16Bij het vallen van de avond brachten ze vele bezetenen bij Hem. Met een enkel woord dreef Hij de geesten uit, en allen die ziek waren genas Hij. 17Zo moest in vervulling gaan wat gezegd is door de profeet Jesaja: ‘Hij was het die onze ziekten wegnam en onze kwalen op zich heeft genomen.’
18Toen Jezus de mensenmassa om zich heen zag, gaf Hij bevel naar de overkant te varen. 19Maar een schriftgeleerde kwam op Hem af en zei: ‘Meester, ik zal U volgen waarheen U ook gaat.’ 20Jezus zei tegen hem: ‘De vossen hebben holen en de vogels hebben nesten, maar de Mensenzoon heeft geen plaats waar Hij zijn hoofd te ruste kan leggen.’ 21Een ander, een van zijn leerlingen, zei: ‘Heer, sta me toe eerst terug te gaan om mijn vader te begraven.’ 22Maar Jezus zei tegen hem: ‘Volg Mij en laat de doden hun doden begraven.’
Naar de overkant van het meer
23Hij stapte in de boot en zijn leerlingen volgden Hem. 24Plotseling begon het meer enorm te kolken, zodat de boot bijna door de golven werd verzwolgen. Maar Jezus sliep. 25Ze maakten Hem wakker en riepen: ‘Red ons, Heer, we vergaan!’ 26Hij zei tegen hen: ‘Waarom zijn jullie zo angstig, kleingelovigen?’ Toen stond Hij op en sprak de wind en het water bestraffend toe, en het meer kwam geheel tot rust. 27De mensen stonden verbaasd en zeiden: ‘Wat is dit toch voor iemand, dat zelfs de wind en het water Hem gehoorzamen?’
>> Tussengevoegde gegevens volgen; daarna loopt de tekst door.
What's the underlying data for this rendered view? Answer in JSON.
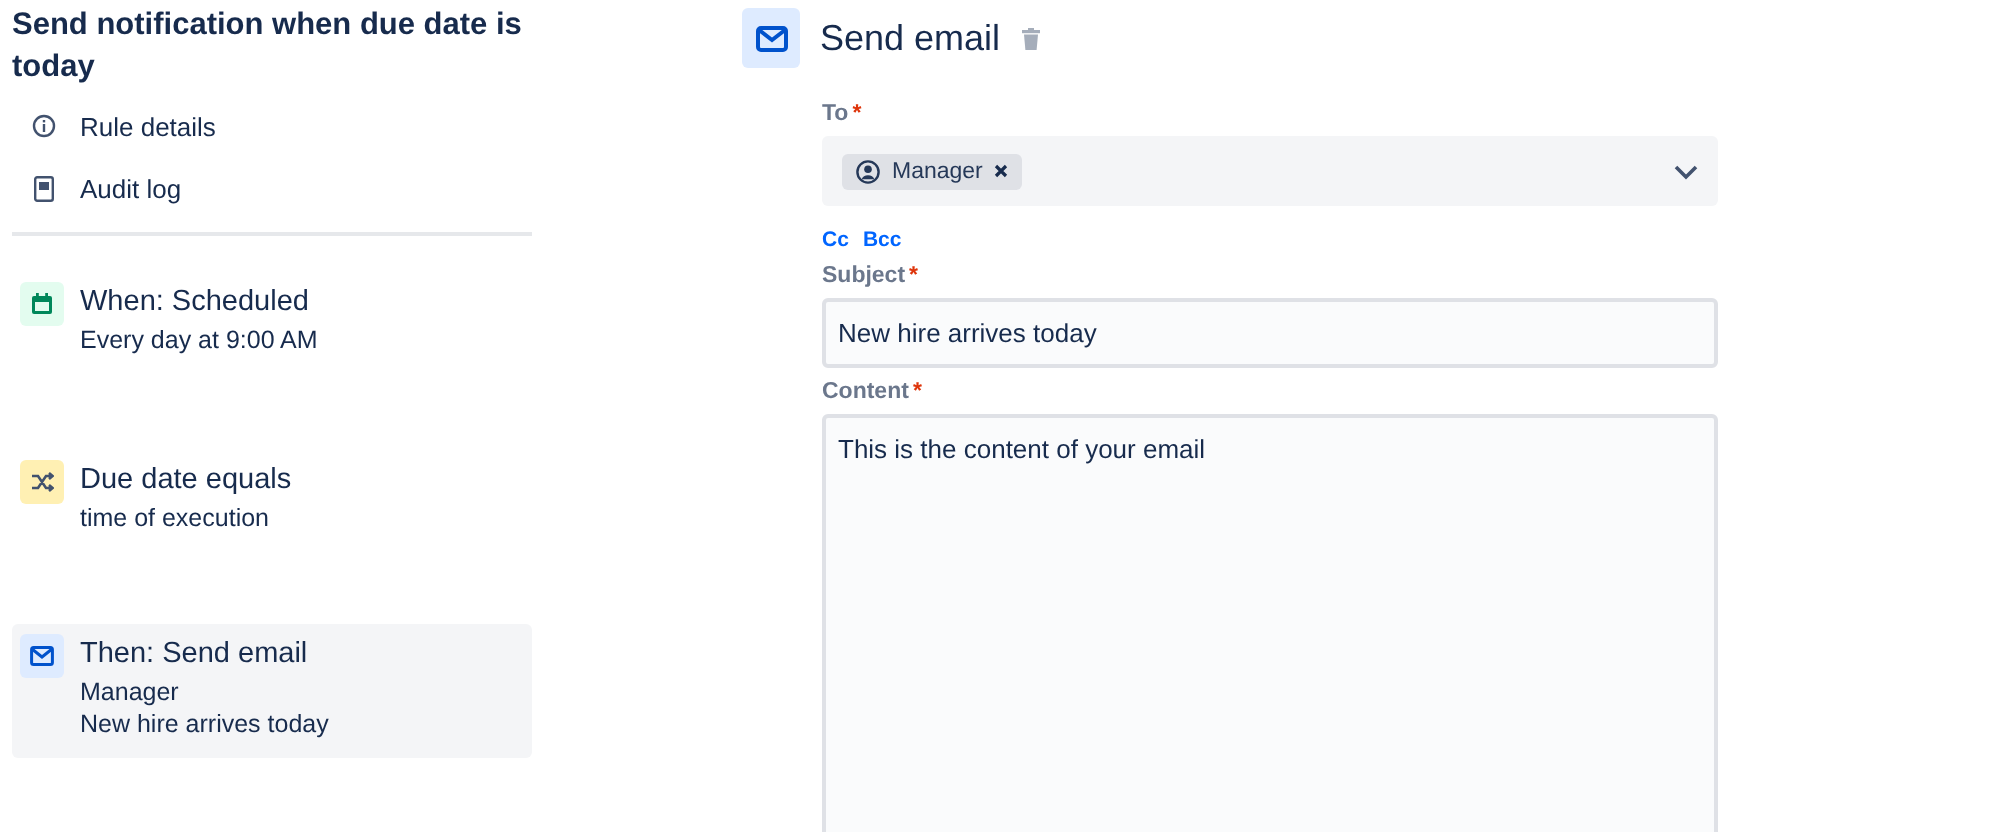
{
  "rule": {
    "title": "Send notification when due date is today"
  },
  "nav": [
    {
      "kind": "info",
      "label": "Rule details"
    },
    {
      "kind": "log",
      "label": "Audit log"
    }
  ],
  "steps": [
    {
      "kind": "trigger",
      "title": "When: Scheduled",
      "lines": [
        "Every day at 9:00 AM"
      ],
      "selected": false
    },
    {
      "kind": "condition",
      "title": "Due date equals",
      "lines": [
        "time of execution"
      ],
      "selected": false
    },
    {
      "kind": "action",
      "title": "Then: Send email",
      "lines": [
        "Manager",
        "New hire arrives today"
      ],
      "selected": true
    }
  ],
  "editor": {
    "title": "Send email",
    "fields": [
      {
        "kind": "select",
        "label": "To",
        "required_mark": "*",
        "chips": [
          "Manager"
        ],
        "links": [
          "Cc",
          "Bcc"
        ]
      },
      {
        "kind": "text",
        "label": "Subject",
        "required_mark": "*",
        "value": "New hire arrives today"
      },
      {
        "kind": "textarea",
        "label": "Content",
        "required_mark": "*",
        "value": "This is the content of your email"
      }
    ]
  }
}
28Toen Hij aan de overkant in het gebied van de Gadarenen kwam, liepen Hem vanuit de grafspelonken twee bezetenen tegemoet. Ze waren zo gevaarlijk dat niemand daarlangs kon gaan. 29Ze begonnen te schreeuwen en te roepen: ‘Wat hebben wij met Jou te maken, Zoon van God? Ben Je hier gekomen om ons pijn te doen nog voordat de tijd daarvoor is aangebroken?’ 30Een eind verderop werd een grote kudde varkens gehoed. 31De demonen smeekten Hem: ‘Als Je ons uitdrijft, stuur ons dan naar die kudde varkens.’ 32Hij antwoordde hun: ‘Vooruit!’ Ze verlieten de twee mannen en trokken in de varkens. Toen stormde de hele kudde van de steile helling af het meer in, en de dieren kwamen om in de golven. 33De varkenshoeders sloegen op de vlucht, en toen ze in de stad kwamen vertelden ze alles, ook wat er met de bezetenen gebeurd was. 34Nu trok de hele stad uit, Jezus tegemoet. En toen ze Hem zagen, verzochten ze Hem dringend hun gebied te verlaten.